Knowler — when Takealot tries to box clever (Business Day)
Business Day (BusinessLIVE), 04 February 2024
- src/data/content.ts — CLAUSES[1] (original-packaging) angle on delivery-box vs product-packaging + Takealot admission See on homepage →
Business Day (BusinessLIVE), 04 February 2024 · Wendy Knowler
Why the site cites this
This is the legal-frame piece for Clause 02 (Original Packaging). Knowler took the Shapshak case to Takealot directly, surfaced a second case (Arnold’s cellophane-bagged cutlery), and obtained the supplier’s explicit admission: “Takealot does not expect shoppers to return products in the original, undamaged or altered Takealot box.” That admission is the single most useful sentence on the site for the original-packaging angle.
Verbatim extracts (fair-dealing quotations)
Knowler’s framing
“I get a steady stream of complaints from Takealot customers whose returns have been rejected for bizarre, unjustified reasons.”
The Shapshak case (Knowler’s account)
“Topping the list is Toby Shapshak’s experience. He bought a box of Lego, returned it in time, but it was rejected because he wrote on the box. Not the Lego box; that was unopened and pristine. No, his error was writing the order details on the brown Takealot box that it was delivered in.”
“As instructed by Takealot itself! The company’s returns policy includes this: ‘Clearly mark your return reference number on the outside the parcel.’”

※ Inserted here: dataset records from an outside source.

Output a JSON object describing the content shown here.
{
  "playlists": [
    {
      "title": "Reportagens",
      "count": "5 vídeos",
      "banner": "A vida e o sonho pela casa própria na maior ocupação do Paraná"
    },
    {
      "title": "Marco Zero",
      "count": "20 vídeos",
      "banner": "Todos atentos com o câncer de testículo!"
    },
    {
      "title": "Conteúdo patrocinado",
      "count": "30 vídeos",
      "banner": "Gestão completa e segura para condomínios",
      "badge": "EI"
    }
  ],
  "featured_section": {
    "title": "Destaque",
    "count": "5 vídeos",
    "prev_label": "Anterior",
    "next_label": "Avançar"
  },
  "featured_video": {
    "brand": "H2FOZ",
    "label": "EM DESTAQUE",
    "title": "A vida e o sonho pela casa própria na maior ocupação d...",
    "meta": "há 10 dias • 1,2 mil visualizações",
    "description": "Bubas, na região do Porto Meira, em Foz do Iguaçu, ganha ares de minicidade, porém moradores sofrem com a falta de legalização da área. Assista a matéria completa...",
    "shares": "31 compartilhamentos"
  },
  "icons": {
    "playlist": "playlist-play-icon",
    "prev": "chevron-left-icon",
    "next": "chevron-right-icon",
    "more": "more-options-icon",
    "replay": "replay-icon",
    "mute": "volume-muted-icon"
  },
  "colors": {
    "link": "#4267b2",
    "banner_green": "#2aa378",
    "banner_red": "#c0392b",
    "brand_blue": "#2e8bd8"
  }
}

Shapshak’s framing as quoted by Knowler
“Common sense dictates that ‘the original product packing’ is the actual Lego box. When did it start including the random brown box that Takealot sends it in?”
The Arnold case — second example
“Robyn Arnold’s case was similar. She returned four different portable cutlery sets to a Takealot centre where a staffer examined and accepted them. But later she was told her return was rejected on the grounds that the barcoded cellophane bag in which each item had been delivered to her had been opened.”
Arnold’s argument as quoted by Knowler
“It’s not possible to look at the quality of the item without opening the bag. I dispute the fact that with online purchases one is expected to satisfy oneself as the quality of a product from the photograph alone, without looking at the actual item, which one would be able to do when purchasing in a physical shop.”
Knowler’s challenge to Takealot
“I put it to Takealot that those identical barcoded cellophane bags were not ‘original packaging’ and that the cutlery sets were returned in a resaleable condition. ‘It seems to me that the rules are being applied arbitrarily and unfairly in these two cases,’ I said.”
Takealot’s admission (the centrepiece)
“We apologise for the inconvenience caused; both customers have since been refunded. Unfortunately, both [rejected returns] were due to human error. The employees involved have received fresh training on this specific matter, to minimise future incidents of this kind.”
“Takealot does not expect shoppers to return products in the original, undamaged or altered Takealot box.”
Knowler’s concluding observation
“Of greater concern than the fact that Arnold and Shapshak were made to pay for those ‘human errors’ is that they had no means of having their cases considered by more senior Takealot humans with the will and the power to put it right.”
Site reliance
- Clause 02 (Original Packaging) primary anchor. The Takealot admission is the single most directly useful supplier statement for the clause. When a Takealot agent rejects a return for “writing on box” or “opened cellophane”, the consumer can quote Takealot to itself.
- Pattern of refusal-then-reverse-on-Knowler-intervention — useful for the broader site framing on escalation paths.
- Coastal pattern verification: Both cases follow the same shape — first refusal → escalate via journalist → “human error” admission. Two cases, same year, same admission language, same Knowler intervention. The pattern is not isolated.
Wayback / archive status
Wayback Machine snapshot pending re-archive at next OPS refresh.